Tom Degun reports on a rumor published yesterday involving an alleged hack of a journalists’ credentials database for the Pan American Games:
The Guadalajara 2011 Organising Committee have denied claims that their database containing the confidential information of over 1,000 journalists attending the Pan American Games here have been illegally hacked.
The Games had just passed the halfway point with everything running relatively smoothly until hundreds of the journalists received an anonymous email earlier this week warning of a major security issue on the website where they were required to submit personal information in order to obtain their accreditation.
The majority of the anonymous emails included the first few digits of the reporter’s passport number and date of birth therefore putting them at major risk of identity theft or fraud.
But Carlos Duran Hernandez, assistant director of information technologies at the Organising Committee, has quickly moved to calm fears saying that the federal police in Mexico have now secured the website and that there “has not been any illegal access to the database”.
In an official statement, Hernandez said: “Access to the information may have occurred because of an incorrect use of a real password for the registration system.

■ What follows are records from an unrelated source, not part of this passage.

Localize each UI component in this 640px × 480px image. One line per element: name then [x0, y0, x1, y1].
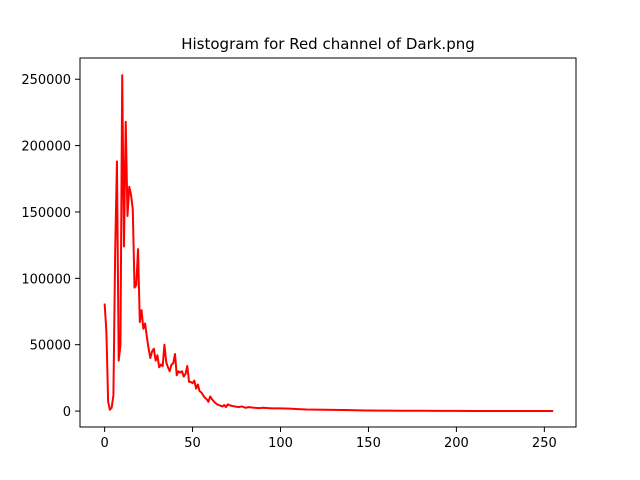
x-axis: 0 50 100 150 200 250 — [100, 427, 557, 451]
x-tick-label: 0 — [100, 436, 108, 451]
series-line-0 — [103, 74, 554, 413]
y-axis: 0 50000 100000 150000 200000 250000 — [21, 73, 80, 420]
plot-frame — [79, 57, 577, 428]
y-tick-label: 250000 — [21, 73, 71, 88]
y-tick-label: 50000 — [30, 339, 71, 354]
x-tick-label: 50 — [184, 436, 201, 451]
series-layer — [103, 74, 554, 413]
y-tick-label: 100000 — [21, 272, 71, 287]
chart-title: Histogram for Red channel of Dark.png — [181, 35, 475, 53]
x-tick-label: 200 — [444, 436, 469, 451]
y-tick-label: 200000 — [21, 140, 71, 155]
x-tick-label: 250 — [532, 436, 557, 451]
y-tick-label: 0 — [63, 405, 71, 420]
x-tick-label: 150 — [356, 436, 381, 451]
y-tick-label: 150000 — [21, 206, 71, 221]
x-tick-label: 100 — [268, 436, 293, 451]
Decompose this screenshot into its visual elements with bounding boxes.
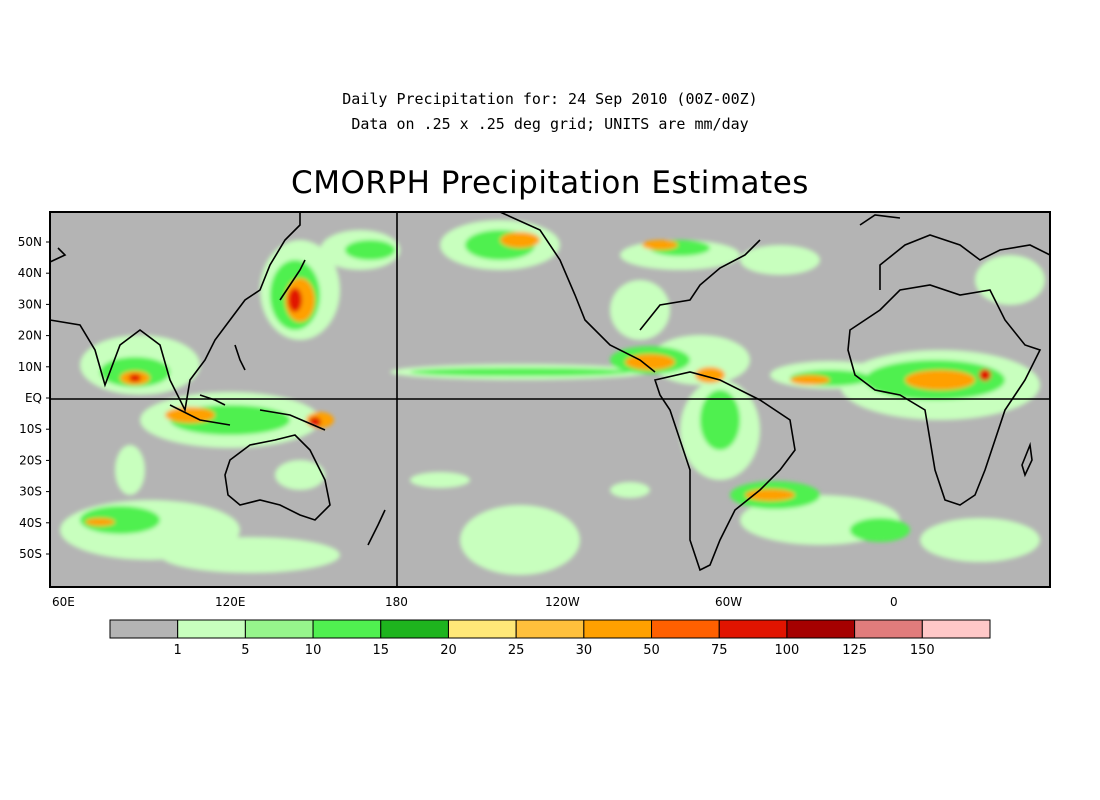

“The person that had the password may have accessed the information shown in the screen and therefore was able to make participants uncomfortable.”
Read more on Inside the Games.
I’m confused. If someone did access the database using a “real password” and shouldn’t have, that’s a breach in my book. Are they saying that this was someone who exceeded authorized access? Even so, that’s a security breach in my book. Maybe they can do a better job of explaining how this isn’t a breach?